The show must go on

Por Lamadretigre

Que la fama cuesta lo sabíamos todos los que tuvimos el buen criterio de nacer antes de los ochenta. Que se paga con sudor. También. Pero que el precio incluye renunciar a una fin de semana en París no lo sabía yo. Hasta ayer. Resulta que la fama no respeta ni Domingos ni fiestas de guardar y ayer, con las maletas de una semana a medio deshacer, La Primera y yo nos presentamos con media hora de antelación al ensayo de ballet.

Para poder estar allí una amiga tuvo que cambiar la hora de la fiesta de cumpleaños de su hija por haber cometido hace ocho años la osadía hace de parirla sin consultar con la profesora de ballet. La fiesta se transformó en una comida con derecho a piñata. Dejé a la niña a la una, me volví corriendo a casa, comimos, recogí la cocina y, con las mismas, me volví a recogerla con tiempo de sobra para hacerle el moño en el punto exacto de la coronilla que coincide con la punta del gorro de enanito que debe lucir para la ocasión. El traje de enanito había viajado previamente a Madrid  para que la abuela tigre pudiera meterle las mangas y sacarle el bajo con preción milimétrica.

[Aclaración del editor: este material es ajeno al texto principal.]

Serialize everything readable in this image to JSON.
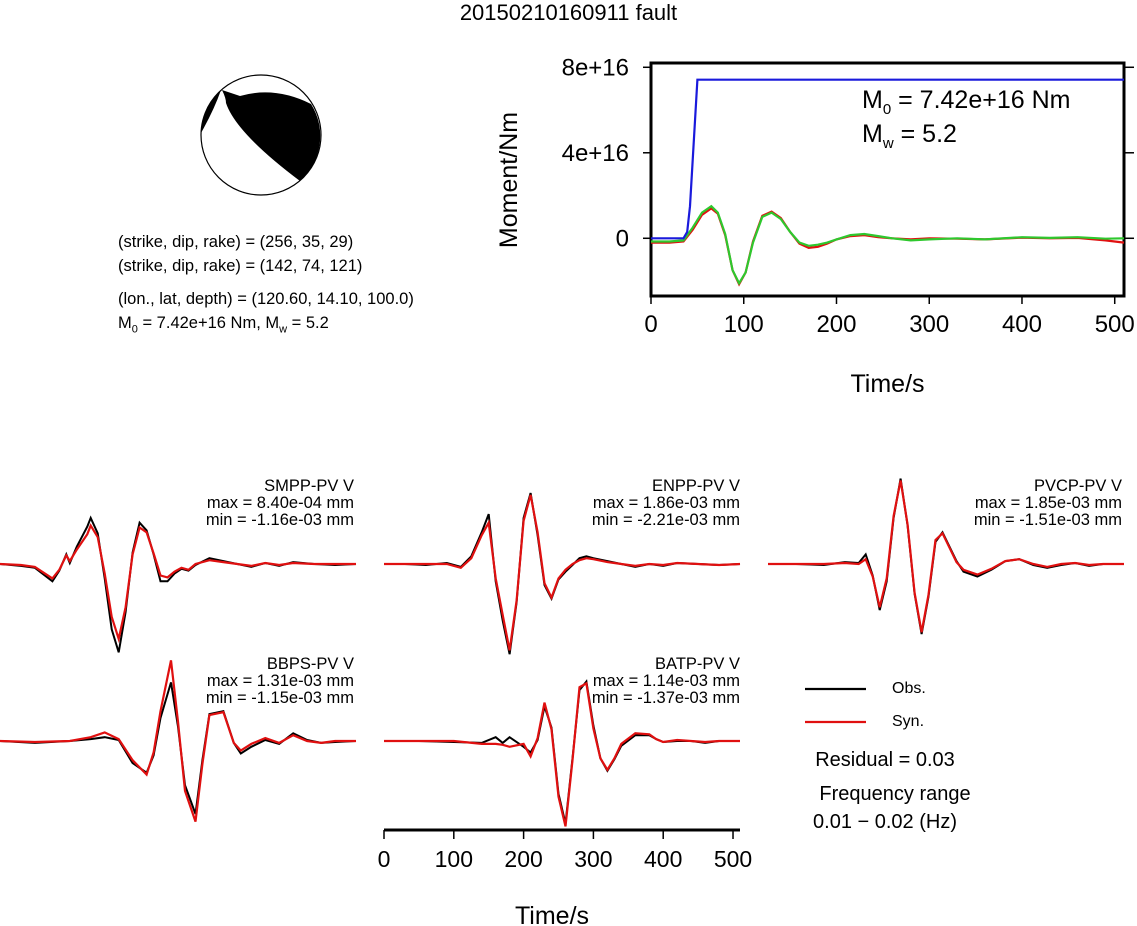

Ya en el ensayo la profesora nos comunicó que debíamos agenciarnos unos tirantes, coserlos a unas medias amarillo pollo, pintar las zapatillas de ballet del susodicho tono canario y encontrar ropa interior que no se transparentase. Casi nada. Como madre de una futura estrella del Volga, tomé nota cuidadosamente y me decidí a dejarlo todo, TODO, para convertir a mi primogénita en el enano más primoroso de la historia de la danza infantil. En paralelo ya le habíamos confeccionado a la medida el tutú lila que necesitaba para la otra función. La Segunda que no podía ser menos había recibido también su tutú blanco impoluto con la medida exacta de su culito plano.

En estas andaba yo, organizando mi agenda al son de la coreografía, cuando leí en un cartelito nuevo y traicionero que el próximo domingo también hay ensayo. Mi primer impulso fue cederle a la niña el marrón de comunicarle a la profesora que nos sería imposible acudir puesto que desde hace un par de meses tenemos billetes para pasar el susodicho fin de semana en París. Lo que viene siendo a la vuelta de la esquina de Munich. Visto que realmente la adulta soy yo me armé de valor y se lo comuniqué a la profesora con toda el tacto del que fui capaz.

Lo que allí aconteció tras el funesto anuncio no estoy en condiciones de relatarlo sin que me invada el peor de los malos farios. Primero cayó presa de un vahído en un diván muy adhoc para la ocasión. Cuando se sobrepuso a tamaño disgusto, con todo el cuajo que muchos años de plié tras plié le otorgan, me dijo sin más que si la niña no iba al ensayo la niña no bailaba. Con un par. Que mis padres se vengan desde Madrid para el evento tampoco le ablandó el corazón de tul. Se pueden imaginar que mi cara se tornó escarlata al tiempo que se me nublaba la vista de rabia. Debí darle mucho medio y en plan conciliador me dijo que no se podía tener todo en la vida y que me buscara a alguien para dejar a la niña el fin de semana para que no se perdiera el ensayo. Desde luego los ovarios los tiene a pleno rendimiento la madame.

Lo gordo del asunto es que la niña no es Leroy Johnson. Comparte escenario con otros veinte. Es la última de su fila. Y sobretodo, tiene siete años. La realidad es que hay otra niña recién llegada que debe bailar mejor que la mía y la profesora está deseando cogernos en un renuncio para darle el papel a la otra. Sin más. Si yo fuera una persona normal pasaría del asunto pero después de cuatro años de no vivir por el ballet de las narices estoy dispuesta a comerme a la profesora. Con patatas.

The show must go on. Sí. Pero no a cualquier precio.